Psikiyatri nedir?
Ülkemizin her yerinde “deli” damgasının yarattığı engellemelerin önüne geçmek, biz psikiyatristler (psikiyatri hekimi), psikologlar, sosyal çalışmacılar ve ruh sağlığı hemşireleri gibi ruh sağlığı çalışanlarının başlıca yükümlülükleri arasındadır.
Psikiyatrik hastalıklar beynin duygu, düşünce ve davranışlarla ilgili işlevlerinin bozulmasıyla kendini gösterir. Örneğin, beyin urlarına bağlı ruhsal hastalıklarda bedensel değişiklikler öndeyken, olağan dışı olaylara tepki olarak ortaya çıkan ruhsal travmalarda ise dış etkenler öndedir. Psikiyatri bu hastalıkların tanı ve tedavileriyle uğraşan bir tıp dalıdır.
Ruh-zihin gibi kavramların bedenin işlevlerinden ayrı olduğu düşüncesi yaygındır. Bizler, “ruh” kavramını beynin duygu, düşünce gibi işlevleri olarak tanımlarız. Bu nedenle ruhsal “hastalıklar” aslında ruhsal işlev “bozuklukları” şeklinde tanımlanırlar.
Psikiyatrik (ruhsal) bozuklukların tedavisinde birbirinden farklı yöntemler uygulanır. Doğrudan bedene uygulanan yöntemlerin (ilaç, elektroşok tedavisi vb.) yanı sıra, insanın duygusal, düşünsel özelliklerini veya toplumsal ilişkilerindeki olayları hedef alan yöntemler de (psikoterapi-terapi) vardır.
Bu yöntemler ancak eğitim almış kişilerce uygulanabilir. “Psikiyatrist yalnızca ilaç verir, psikiyatrist terapi yapamaz, sadece psikolog terapi yapar” gibi bilgiler tamamen yanlıştır. Psikolog, 4 yıllık Fen-Edebiyat Fakültesi Psikoloji bölümünden mezun olmuş, psikoloji bilimiyle ilgilenen, psikolojik testleri uygulayabilen ve araştırmalarda önemli yerleri olan kişilere denir. Eğer bu kişiler daha sonra klinik psikoloji üzerine en az 2 yıl süren bir yüksek lisans/doktora eğitimi alırlarsa “Klinik psikolog” olurlar. Bunun dışında ek olarak onaylanmış bir “psikoterapi” eğitimi alırlarsa “terapi” yöntemi ile hasta tedavi edebilme yetkisine sahip olurlar. Bu kişiler terapi dışındaki diğer tedavi yöntemlerini kullanamazlar.
Ruh sağlığı sorunları tüm toplumu etkiler ve yeti yitimine yol açar: Yeti yitimi kişinin kendinden beklenen iş, okul, ev hayatlarındaki toplumsal rollerini ve kendine bakabilme işlevlerini giderek kaybetmesi veya aksatması anlamına gelir.
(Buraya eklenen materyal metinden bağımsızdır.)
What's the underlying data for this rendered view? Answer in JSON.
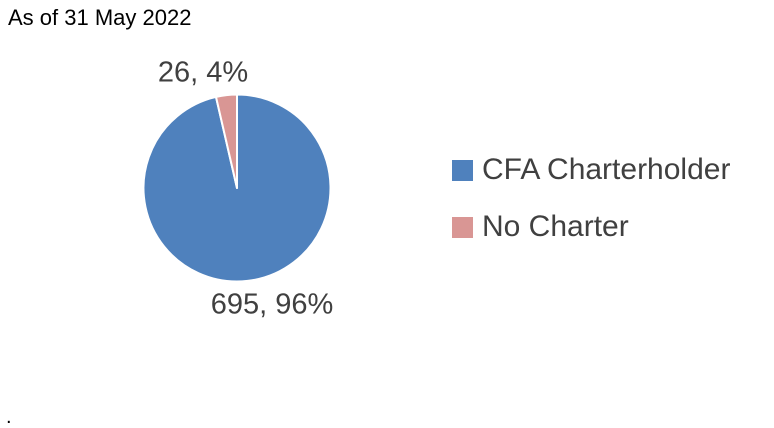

Dünya Sağlık Örgütü’nün bir araştırmasında, dünyada yeti yitimine en çok yol açan 10 hastalıktan beşi arasında ruhsal hastalıkların bulunduğu gösterilmiştir. (Ruhsal bozukluklar altı çizili olarak belirtilmişlerdir):
1. Depresyon
2. Demir eksikliği anemisi (Kansızlık)
3. Düşme ve ev kazaları
4. Alkol kullanımı
5. Kronik kısıtlayıcı akciğer hastalığı
6. Bipolar bozukluk
7. Doğumsal anormallikler
8. Osteoartritis
9. Şizofreni
10. Obsesif kompülsif bozukluk
Dünya Sağlık Örgütü’ne göre; 2020’de depresyon, gelişmekte olan toplumlarda özellikle kadınlarda en çok yeti yitimine yol açan hastalık olacaktır. Ayrıca 2020’de tütün kullanımına bağlı hastalıklardan kaynaklanan yeti yitiminin de öne geçeceği belirtilmektedir.
Dünya Sağlık Örgütü son verilerine göre ülkemizdeki ruh sağlığına ayrılan yatak sayısı olması gerekenin onda biridir (7 bin/70 bin). Aynı şekilde ruh sağlığı hemşiresi, sosyal hizmet uzmanı, psikolog vb. diğer ruh sağlığı çalışanları sayısı da oldukça düşüktür. Son yıllarda bu nedenle Sağlık Bakanlığı tarafından her ilde birer “Toplum Ruh Sağlığı Merkezi” oluşturulması yönünde çalışmalar devam etmektedir.
Unutmayalım, Ruh ve beden sağlığı bir bütündür. Gerçek delilik ruh sağlığının bozuk olmadığını iddia ederken öte yandan ruhsal acı çekmektir.